Автобус так прыгал, что говорить было почти невозможно. Митя попытался, но едва не прикусил язык. А Даме умудрялся болтать, сначала по-немецки, потом вдруг выдал по-русски:
– «Рытвины, ямы, ухабы, все, что в России зовется шоссе». Это Вяземский, был у вас такой поэт в прошлом веке. – Он помолчал и добавил с усмешкой: – Поэта нет, а шоссе все те же.
Митя равнодушно пожал плечами. Внутри екнуло.
«Профессионал. Остальные так, мелкие сошки, а этот шпионище будь здоров. Специально Россию изучал, Вяземского знает. Что же он ко мне привязался? И даже не маскируется, будто нарочно всем своим видом показывает: я шпион-профессионал!»
Но, несмотря на тревогу и подозрения, Митя вынужден был признать, что общаться с Даме куда приятней, чем со Степаном. Как такое может быть? Ведь Степан хоть и сволочь, и стукач, но свой. А Даме безусловно враг.
Наконец автобус остановился возле здания с колоннами. На фасаде сияли электрические буквы «Гостиница “Центральная”».
Гостиница была новенькая, недавно отстроенная и совершенно пустая. Митя, разумеется, оказался в одном номере со Степаном. Сразу после завтрака, на том же автобусе, поехали на авиазавод имени Сталина.
С кадрами там было получше, чем в Новосибирске, главный инженер выглядел вполне солидно и даже владел немецким. Скоростные двухмоторные бомбардировщики, сконструированные бюро Туполева, производили сильное впечатление, не то что маленькие жалкие «Ишачки». Немцы не усмехались, не обменивались шуточками, но и особенного интереса не проявили.

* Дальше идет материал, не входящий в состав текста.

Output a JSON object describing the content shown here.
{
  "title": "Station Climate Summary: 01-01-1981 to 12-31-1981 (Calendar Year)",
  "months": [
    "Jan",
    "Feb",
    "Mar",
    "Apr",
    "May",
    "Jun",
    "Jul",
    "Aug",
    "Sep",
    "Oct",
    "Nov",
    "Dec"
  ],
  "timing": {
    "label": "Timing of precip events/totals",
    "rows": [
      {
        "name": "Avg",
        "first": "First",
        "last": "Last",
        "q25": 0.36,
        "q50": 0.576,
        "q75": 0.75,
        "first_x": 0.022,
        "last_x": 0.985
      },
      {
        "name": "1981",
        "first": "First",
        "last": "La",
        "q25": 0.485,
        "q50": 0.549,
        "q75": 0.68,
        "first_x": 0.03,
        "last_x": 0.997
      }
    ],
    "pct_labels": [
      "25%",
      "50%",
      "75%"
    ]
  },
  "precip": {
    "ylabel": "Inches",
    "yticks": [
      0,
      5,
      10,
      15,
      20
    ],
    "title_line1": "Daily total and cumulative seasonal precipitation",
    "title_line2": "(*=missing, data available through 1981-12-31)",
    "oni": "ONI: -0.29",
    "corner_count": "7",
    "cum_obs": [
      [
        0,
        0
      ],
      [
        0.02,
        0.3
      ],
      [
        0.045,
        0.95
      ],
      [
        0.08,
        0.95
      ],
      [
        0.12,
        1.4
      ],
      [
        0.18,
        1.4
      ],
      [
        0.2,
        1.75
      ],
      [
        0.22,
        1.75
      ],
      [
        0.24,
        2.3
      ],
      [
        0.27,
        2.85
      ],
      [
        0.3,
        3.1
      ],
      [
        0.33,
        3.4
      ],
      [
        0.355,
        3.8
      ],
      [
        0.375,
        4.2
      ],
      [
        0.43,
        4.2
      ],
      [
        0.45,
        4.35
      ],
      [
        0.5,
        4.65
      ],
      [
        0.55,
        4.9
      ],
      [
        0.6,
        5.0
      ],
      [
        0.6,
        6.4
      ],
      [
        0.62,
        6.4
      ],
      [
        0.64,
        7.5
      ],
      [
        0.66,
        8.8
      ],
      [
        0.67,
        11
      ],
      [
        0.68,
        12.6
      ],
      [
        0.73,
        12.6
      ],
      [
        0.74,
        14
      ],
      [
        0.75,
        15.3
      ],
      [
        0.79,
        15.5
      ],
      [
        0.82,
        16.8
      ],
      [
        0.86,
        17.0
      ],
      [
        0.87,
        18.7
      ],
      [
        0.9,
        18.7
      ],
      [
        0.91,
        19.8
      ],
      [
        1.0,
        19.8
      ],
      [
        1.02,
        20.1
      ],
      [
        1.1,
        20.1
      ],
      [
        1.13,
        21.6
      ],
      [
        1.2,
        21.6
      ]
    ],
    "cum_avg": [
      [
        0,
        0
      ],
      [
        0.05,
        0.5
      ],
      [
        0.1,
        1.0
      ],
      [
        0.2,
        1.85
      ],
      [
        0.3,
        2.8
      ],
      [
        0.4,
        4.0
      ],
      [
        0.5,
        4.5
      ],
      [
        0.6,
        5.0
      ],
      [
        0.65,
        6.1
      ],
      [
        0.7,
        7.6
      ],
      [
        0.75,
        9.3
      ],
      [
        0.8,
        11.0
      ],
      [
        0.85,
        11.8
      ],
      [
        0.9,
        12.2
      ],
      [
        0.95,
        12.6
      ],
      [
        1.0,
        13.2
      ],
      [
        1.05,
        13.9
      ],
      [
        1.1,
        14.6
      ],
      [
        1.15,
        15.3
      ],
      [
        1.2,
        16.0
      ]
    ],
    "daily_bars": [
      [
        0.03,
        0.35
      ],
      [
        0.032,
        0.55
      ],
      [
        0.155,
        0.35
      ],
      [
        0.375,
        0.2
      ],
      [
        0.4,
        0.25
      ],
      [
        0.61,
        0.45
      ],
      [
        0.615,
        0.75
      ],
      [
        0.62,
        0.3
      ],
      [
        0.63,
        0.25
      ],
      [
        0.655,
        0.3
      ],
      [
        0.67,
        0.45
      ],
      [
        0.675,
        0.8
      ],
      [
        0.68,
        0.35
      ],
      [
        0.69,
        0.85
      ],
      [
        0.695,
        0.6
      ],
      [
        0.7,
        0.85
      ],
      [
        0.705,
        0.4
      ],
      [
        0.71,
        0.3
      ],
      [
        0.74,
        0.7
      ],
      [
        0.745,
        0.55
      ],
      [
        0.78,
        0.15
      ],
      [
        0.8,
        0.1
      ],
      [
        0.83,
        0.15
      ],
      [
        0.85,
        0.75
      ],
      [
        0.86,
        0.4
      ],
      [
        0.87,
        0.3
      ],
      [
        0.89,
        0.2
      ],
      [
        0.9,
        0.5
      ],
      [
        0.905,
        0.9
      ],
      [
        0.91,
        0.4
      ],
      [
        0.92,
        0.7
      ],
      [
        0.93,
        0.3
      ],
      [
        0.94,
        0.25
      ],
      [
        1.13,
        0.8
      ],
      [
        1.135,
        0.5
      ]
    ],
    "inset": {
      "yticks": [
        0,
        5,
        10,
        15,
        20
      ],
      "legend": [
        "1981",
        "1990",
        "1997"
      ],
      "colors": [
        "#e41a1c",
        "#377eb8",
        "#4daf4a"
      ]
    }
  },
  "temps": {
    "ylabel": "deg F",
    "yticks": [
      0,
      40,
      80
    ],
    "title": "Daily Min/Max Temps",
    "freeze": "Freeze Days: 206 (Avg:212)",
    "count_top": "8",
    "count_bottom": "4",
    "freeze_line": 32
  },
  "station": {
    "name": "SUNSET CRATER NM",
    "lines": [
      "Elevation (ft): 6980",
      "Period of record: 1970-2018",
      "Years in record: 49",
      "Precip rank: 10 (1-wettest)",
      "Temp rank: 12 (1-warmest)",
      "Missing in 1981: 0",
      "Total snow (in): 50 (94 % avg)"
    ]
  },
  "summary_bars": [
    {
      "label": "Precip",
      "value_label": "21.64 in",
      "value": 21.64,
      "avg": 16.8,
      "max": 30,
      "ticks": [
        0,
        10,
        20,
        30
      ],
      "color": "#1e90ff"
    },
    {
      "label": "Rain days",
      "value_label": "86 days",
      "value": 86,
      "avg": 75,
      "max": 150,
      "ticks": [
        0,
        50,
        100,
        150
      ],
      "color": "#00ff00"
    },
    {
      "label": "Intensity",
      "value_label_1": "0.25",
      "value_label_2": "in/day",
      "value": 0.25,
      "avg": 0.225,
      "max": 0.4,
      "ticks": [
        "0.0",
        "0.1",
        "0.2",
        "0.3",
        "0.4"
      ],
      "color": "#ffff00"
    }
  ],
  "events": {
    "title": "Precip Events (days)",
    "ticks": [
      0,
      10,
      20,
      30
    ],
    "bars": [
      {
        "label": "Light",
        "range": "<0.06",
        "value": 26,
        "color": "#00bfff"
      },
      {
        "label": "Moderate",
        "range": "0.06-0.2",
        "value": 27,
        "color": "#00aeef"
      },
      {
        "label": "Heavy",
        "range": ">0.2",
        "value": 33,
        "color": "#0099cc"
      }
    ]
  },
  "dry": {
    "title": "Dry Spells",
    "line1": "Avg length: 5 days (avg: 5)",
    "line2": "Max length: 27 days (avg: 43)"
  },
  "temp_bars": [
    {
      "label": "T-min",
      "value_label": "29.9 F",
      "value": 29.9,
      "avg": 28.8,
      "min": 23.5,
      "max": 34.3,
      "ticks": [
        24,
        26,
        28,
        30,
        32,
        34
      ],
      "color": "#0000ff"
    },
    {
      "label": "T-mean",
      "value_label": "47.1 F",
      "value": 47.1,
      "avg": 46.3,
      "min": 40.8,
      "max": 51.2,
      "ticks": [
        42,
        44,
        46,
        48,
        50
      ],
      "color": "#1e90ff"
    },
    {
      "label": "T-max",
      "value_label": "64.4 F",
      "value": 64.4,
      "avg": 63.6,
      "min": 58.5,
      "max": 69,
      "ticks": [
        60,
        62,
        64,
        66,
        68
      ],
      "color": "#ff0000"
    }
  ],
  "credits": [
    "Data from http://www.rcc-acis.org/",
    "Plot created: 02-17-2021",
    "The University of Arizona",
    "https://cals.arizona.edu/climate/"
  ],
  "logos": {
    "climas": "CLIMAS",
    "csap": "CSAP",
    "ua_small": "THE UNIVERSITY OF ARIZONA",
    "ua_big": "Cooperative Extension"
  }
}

Митя едва дождался вечера. Когда автобус привез группу назад, в гостиницу, он не стал подниматься в номер. Зашел в буфет, купил бутербродов с колбасой и сыром, три плитки шоколада, банку паюсной икры, запихнул все в портфель, покрутился немного в фойе и незаметно выскользнул на улицу.
* * *
Теория ПВХО была наконец сдана, но предстояло сдать еще и практическую часть. Маша тянула до последнего и попала в группу отстающих, которую гоняли беспощадно.
Занятия проходили в одном из репетиционных залов. В противогазе приходилось маршировать, ползать, бегать, передвигаться на корточках «гусиным шагом», таскать на носилках пострадавших.
Не хватало воздуха, тошнило. Сквозь исцарапанные плексигласовые окошки все выглядело зыбким, тусклым, словно карандашный набросок. Хотелось поскорей содрать с себя вонючую резину. Если бы не противогазы, для танцовщиков эта беготня стала бы просто забавой. Оперным было тяжелей. Но больше всего доставалось пожилым тетенькам из профкома, билетершам, костюмершам и работникам буфета.
Инструктор свистел в свисток. Все по очереди проползали под стульями, по лабиринту между ножками. Пожилая полная билетерша застряла. Неуклюжая фигура в синих шароварах беспомощно ворочалась под стульями. Другие фигуры с одинаковыми резиновыми головами, тусклыми кружками плексигласовых глаз и толстыми рифлеными хоботами молча ждали. Маша вдруг заметила, что стулья над билетершей ритмично подпрыгивают, белые кисти рук шлепают по паркету, как ласты тюленя. Не раздумывая, она бросилась к лабиринту.
Свисток инструктора заливался. Маша отшвырнула ногой стулья, упала на колени, стянула противогаз с головы женщины, увидела выпученные, налитые кровью глаза, распахнутый беззубый рот, нащупала дрожащими пальцами шейную артерию и закричала: «Помогите!»
Сквозь противогаз крик звучал как слабое мычание. Инструктор продолжал дуть в свой свисток. Подбежали две фигуры с хоботами. Маша переложила на чьи-то потные ладони тяжелую, прыгающую голову билетерши, содрала свой противогаз. В нос ударил острый запах. Сатиновые шаровары билетерши были мокрыми.